(ANSAmed) - ROMA, 25 MAR - Quando il piccolo Mehdi Khatib si
presenta al liceo Lyautey di Casablanca con due tacchini, tutti
capiscono che viene da un altro pianeta: da Beni Mellal, Medio
Atlante, dove il suo maestro è riuscito a fargli ottenere una
borsa di studio per la città. E' il settembre del 1969 e il
prestigioso istituto è riservato ai figli degli alti funzionari
francesi e ai giovani rampolli delle famiglie più in vista del
regime marocchino. Dopo L'esteta radicale (2011), Del Vecchio
Editore pubblica Un anno dai francesi (pp. 310 - Euro 16), di
Fouad Laroui, in uscita il 29 aprile prossimo. A Firenze in
questi giorni per prendere parte a una serie di incontri e
dibattiti organizzati dall'Institut Francais di Firenze, Laroui
presenta ad ANSAmed il suo romanzo.
Une année chez les Français, questo il titolo originale
(Julliard, 2010), parla di integrazione e assimilazione,
colonialismo e identità. Lo fa in modo ironico e con humour,
descrivendo lo choc culturale che ogni giorno il suo piccolo
protagonista deve affrontare: l'incontro con i Francesi, il
contatto con la loro lingua, il loro modo di pensare e la loro
cultura. Coincidenza, anche Laroui frequentò quello stesso liceo
di Casablanca. In gran parte, ammette lo scrittore di origini
marocchine, Premio Goncourt de la nouvelle nel 2013 e Grand Prix
Jean-Giono nel 2014, "corrisponde all'impatto che io stesso ebbi
entrando in quella scuola". L'impatto con la Francia. Mehdhi,
che ha passato i suoi primi dieci anni di vita povero, libero e
felice, accudito da una madre legata a una cultura ancestrale e
da un padre che sogna per il figlio un avvenire democratico e
proiettato nella modernità, è sconvolto dal cambiamento: "gente
che vive in un lusso ingiustificato, mangia cibi disgustosi e si
profonde in effusioni smisurate e incomprensibili". Tanti dunque
i cliché da abbattere. Da entrambe le parti.
"All'epoca, la presenza dei francesi era più che normale.
Dopo 44 anni di protettorato, era più che naturale frequentare
un istituto scolastico francese". Oggi le cose sono notevolmente
cambiate, spiega. "La società è cambiata". In gioco infatti c'è
l'identità.

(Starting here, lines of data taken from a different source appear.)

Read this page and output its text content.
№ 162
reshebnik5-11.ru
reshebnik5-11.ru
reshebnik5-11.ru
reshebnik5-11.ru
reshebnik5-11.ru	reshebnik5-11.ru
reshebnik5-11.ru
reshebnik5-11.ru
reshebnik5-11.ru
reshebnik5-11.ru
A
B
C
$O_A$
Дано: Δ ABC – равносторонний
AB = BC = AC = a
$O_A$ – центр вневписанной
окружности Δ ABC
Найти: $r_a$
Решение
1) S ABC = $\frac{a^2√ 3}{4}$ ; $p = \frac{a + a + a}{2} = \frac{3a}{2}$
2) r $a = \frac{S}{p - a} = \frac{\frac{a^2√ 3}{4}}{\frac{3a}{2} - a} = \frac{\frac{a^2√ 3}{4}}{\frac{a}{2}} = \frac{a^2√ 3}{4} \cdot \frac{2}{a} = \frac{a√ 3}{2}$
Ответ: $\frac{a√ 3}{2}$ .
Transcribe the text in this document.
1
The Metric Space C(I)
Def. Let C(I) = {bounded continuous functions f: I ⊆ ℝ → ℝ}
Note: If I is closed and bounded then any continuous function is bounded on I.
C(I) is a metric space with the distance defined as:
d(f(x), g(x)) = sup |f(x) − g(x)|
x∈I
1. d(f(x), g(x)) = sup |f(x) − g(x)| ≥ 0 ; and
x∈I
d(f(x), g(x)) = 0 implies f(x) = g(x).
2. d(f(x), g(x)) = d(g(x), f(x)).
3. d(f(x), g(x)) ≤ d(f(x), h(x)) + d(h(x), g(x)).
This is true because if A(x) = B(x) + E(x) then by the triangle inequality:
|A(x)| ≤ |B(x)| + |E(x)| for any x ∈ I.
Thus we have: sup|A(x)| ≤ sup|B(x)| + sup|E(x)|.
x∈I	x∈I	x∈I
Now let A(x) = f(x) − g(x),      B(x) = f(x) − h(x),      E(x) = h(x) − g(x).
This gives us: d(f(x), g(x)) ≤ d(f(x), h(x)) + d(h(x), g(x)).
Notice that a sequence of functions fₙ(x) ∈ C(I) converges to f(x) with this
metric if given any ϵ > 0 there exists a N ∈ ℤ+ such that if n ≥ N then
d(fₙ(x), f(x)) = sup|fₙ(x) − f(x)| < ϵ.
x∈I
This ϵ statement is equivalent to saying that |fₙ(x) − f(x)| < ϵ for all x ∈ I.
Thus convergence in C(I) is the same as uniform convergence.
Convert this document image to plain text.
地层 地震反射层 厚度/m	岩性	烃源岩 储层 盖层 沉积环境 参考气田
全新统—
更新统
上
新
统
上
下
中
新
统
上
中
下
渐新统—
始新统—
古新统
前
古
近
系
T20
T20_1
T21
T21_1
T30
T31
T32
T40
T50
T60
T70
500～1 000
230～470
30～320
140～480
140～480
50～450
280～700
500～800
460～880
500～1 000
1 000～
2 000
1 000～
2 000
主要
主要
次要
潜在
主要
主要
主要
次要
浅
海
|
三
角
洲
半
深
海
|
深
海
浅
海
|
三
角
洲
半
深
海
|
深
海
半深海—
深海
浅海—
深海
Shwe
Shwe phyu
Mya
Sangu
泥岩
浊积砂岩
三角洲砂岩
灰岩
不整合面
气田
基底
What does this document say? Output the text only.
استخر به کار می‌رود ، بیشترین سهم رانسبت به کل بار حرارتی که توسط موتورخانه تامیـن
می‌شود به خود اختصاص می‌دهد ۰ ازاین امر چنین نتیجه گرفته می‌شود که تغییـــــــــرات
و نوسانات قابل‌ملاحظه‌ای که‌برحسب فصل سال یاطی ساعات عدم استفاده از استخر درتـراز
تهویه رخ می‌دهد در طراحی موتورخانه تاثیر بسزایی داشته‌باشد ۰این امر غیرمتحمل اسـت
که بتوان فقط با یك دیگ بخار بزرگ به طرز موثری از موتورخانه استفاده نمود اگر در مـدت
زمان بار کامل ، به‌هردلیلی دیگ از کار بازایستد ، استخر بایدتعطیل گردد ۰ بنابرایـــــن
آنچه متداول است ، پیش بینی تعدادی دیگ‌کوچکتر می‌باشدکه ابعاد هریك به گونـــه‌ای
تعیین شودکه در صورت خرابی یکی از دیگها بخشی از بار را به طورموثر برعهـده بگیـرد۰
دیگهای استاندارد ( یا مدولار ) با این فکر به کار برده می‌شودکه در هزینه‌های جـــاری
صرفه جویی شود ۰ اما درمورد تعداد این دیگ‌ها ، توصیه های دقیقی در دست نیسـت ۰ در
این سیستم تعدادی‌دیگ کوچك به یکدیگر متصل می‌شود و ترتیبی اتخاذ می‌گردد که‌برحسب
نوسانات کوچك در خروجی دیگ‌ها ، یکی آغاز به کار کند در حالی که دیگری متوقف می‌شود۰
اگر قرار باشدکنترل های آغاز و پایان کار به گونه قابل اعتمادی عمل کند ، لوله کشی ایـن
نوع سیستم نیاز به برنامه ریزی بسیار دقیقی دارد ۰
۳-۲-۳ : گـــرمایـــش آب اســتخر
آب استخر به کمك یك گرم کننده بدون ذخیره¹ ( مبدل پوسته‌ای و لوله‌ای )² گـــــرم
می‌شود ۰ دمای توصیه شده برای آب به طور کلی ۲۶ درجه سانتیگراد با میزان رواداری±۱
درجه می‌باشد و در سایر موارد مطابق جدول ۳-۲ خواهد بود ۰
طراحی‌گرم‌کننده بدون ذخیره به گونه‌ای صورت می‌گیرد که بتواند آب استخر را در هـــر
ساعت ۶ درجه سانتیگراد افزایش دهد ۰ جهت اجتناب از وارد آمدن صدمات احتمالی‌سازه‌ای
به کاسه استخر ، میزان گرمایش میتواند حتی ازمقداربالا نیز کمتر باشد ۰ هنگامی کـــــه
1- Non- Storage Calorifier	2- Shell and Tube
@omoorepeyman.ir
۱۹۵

La sua identità Mehdi riesce a preservarla? "Riesce
forse a mettere la giusta distanza tra la cultura di origine e
quella francofona", replica l'autore, che oltre a essere docente
di letteratura ed epistemologia, è un ingegnere e un economista,
che dal 1990 vive in Europa, facendo la spola tra Francia e
Olanda. Tra gli autori più prolifici, Laroui non dimentica il
suo Paese di origini, descrivendone vizi e virtù. La recente
cronaca però sposta l'attenzione sulla violenza jihadista e gli
attentati di Parigi e Tunisi. "Non sono pessimista - replica -
sulle sorti del Marocco. Le sue istituzioni hanno una certa
solidità. Malgrado ci siano tentazioni jihadiste, con migliaia
di giovani partiti per ingrossare le fila del Daesh, sono gli
altri 21 Paesi arabi a preoccuparmi di più". Forse, conclude, la
vera domanda da porsi è "fino a quando la società marocchina
riuscirà a resistere in questa situazione?".(ANSAmed).